Of course, it’s not possible to encode rules for each person in the world—a doctor can’t encode an individualized result for each person in the world at every moment in time. The only way to reach that goal is to create systems that learn from the world around them, not just from the humans who created them.
Even though expert systems were once the avant-garde of AI, these types of IFTTT applications are so common that we don’t think of them as all that intelligent anymore.
Great Machine Strength: Computers are precise at copying information. Using rules or symbols, we can encode and propagate information reliably, cheaply, and accurately.
Great Machine Weakness: It is not practical to program a computer to know every rule in our universe.
Despite its popularity, there isn’t a single definition for artificial intelligence. There are many ways to slice and dice AI and sometimes it can seem like everyone has a slightly different interpretation. Each classification can serve alternate purposes, so you can expect to see a whole range of definitions as you delve into AI.

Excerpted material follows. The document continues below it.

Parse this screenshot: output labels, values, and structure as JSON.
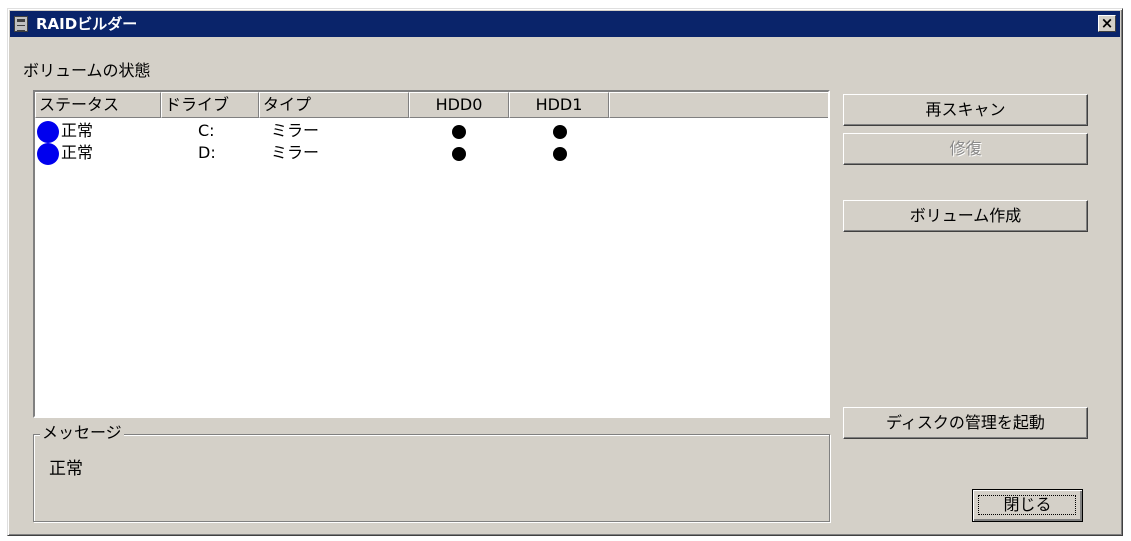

We are going to keep it simple: if a machine learns on its own from interacting with its environment, then it’s AI.
AI exists as a cluster of technologies where machines, designed by humans, interact with the environment, including humans and other machines, learning from data and experience. Machines that learn are computer systems that contain a machine learning model and may include other decision-making tools or logic as part of the system.
We describe AI from a few different perspectives:
The different types of learning algorithms. There are hundreds of algorithms for creating knowledge from a computer (think of them as recipes for mixing data). We simplify these algorithms into four types so you can recognize the most important concepts in machine learning.